Movies are not known for depicting scientifically accurate events. Of course, there are numerous science fiction films that do not even try to depict scientifically plausible situations, but there also exists a few films that are concerned with scientific accuracy, such as the film called Gravity. This film attempted to depict with scientific accuracy how a human would get along within the vastness of space. While the film’s producers hired several scientific advisors in the field of astronomy in an effort to realistically depict space-flight, the movie still managed to attract criticism from professional astronomers concerning several scientifically questionable scenes. However, when it comes to movies, accurately depicting the physics that exist in space is one thing, but accurately depicting the nature of insects is quite another. While a scientifically accurate movie about space-travel could be entertaining, nobody wants to see spiders or insects in a movie unless they are of enormous size or are predatory killers of humans. However, according to Robert Conrow, a Drexel PhD student and teaching assistant, the recent Ant-Man movie starring Paul Rudd did manage to get a few things right about ants, wasps and other insects.

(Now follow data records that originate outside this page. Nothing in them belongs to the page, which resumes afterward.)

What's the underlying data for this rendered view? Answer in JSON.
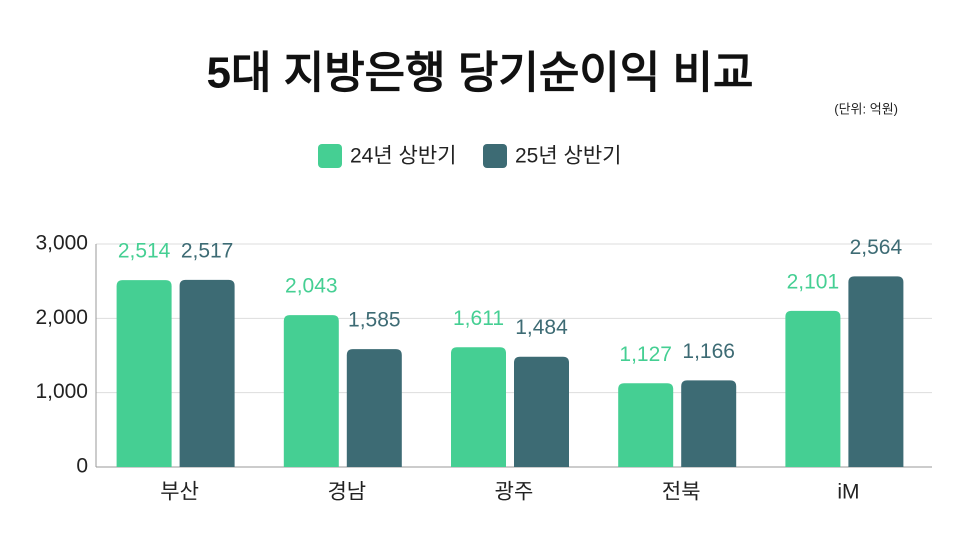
{
  "chart_data": {
    "type": "bar",
    "title": "5대 지방은행 당기순이익 비교",
    "subtitle": "(단위: 억원)",
    "categories": [
      "부산",
      "경남",
      "광주",
      "전북",
      "iM"
    ],
    "series": [
      {
        "name": "24년 상반기",
        "color": "#45cf93",
        "values": [
          2514,
          2043,
          1611,
          1127,
          2101
        ],
        "value_labels": [
          "2,514",
          "2,043",
          "1,611",
          "1,127",
          "2,101"
        ]
      },
      {
        "name": "25년 상반기",
        "color": "#3d6b74",
        "values": [
          2517,
          1585,
          1484,
          1166,
          2564
        ],
        "value_labels": [
          "2,517",
          "1,585",
          "1,484",
          "1,166",
          "2,564"
        ]
      }
    ],
    "ylim": [
      0,
      3000
    ],
    "yticks": [
      0,
      {
        "value": 1000,
        "label": "1,000"
      },
      {
        "value": 2000,
        "label": "2,000"
      },
      {
        "value": 3000,
        "label": "3,000"
      }
    ],
    "grid": true,
    "legend": "top"
  }
}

First of all, Conrow was pleased that the character of the wasp superhero was female, as the founder of all wasp colonies are queens that produce mostly female worker offspring. However, Conrow was disappointed to learn that the wasp character did not command a colony of her own wasp troops, as wasp queens dictate the behavior of their worker offspring. Similar to real life, the movie portrays the wasp as one of the most physically overpowering characters. For example, there is a scene in the film where the wasp knocks Ant-man unconscious with only a slight movement of her stinger, but later on, Ant-man regains consciousness to find himself unharmed. While wasps have no problem overpowering their prey, in real life, Ant-man would have woken up in a permanent mental stupor before eventually dying brutally in response to a wasp larva exploding out of his body. This would have been excessively violent and would have ruined the film, but if a wasp paralyzes or pacifies another insect, that insect may wake up, but not without a wasp larva growing progressively larger within its body. After emerging from the body of its prey, a developing wasp larval species proceeds to consume the remains of its prey as its first nutritious meal in life.
Have you ever seen a movie that you believe took care to portray insect or spider behaviors accurately?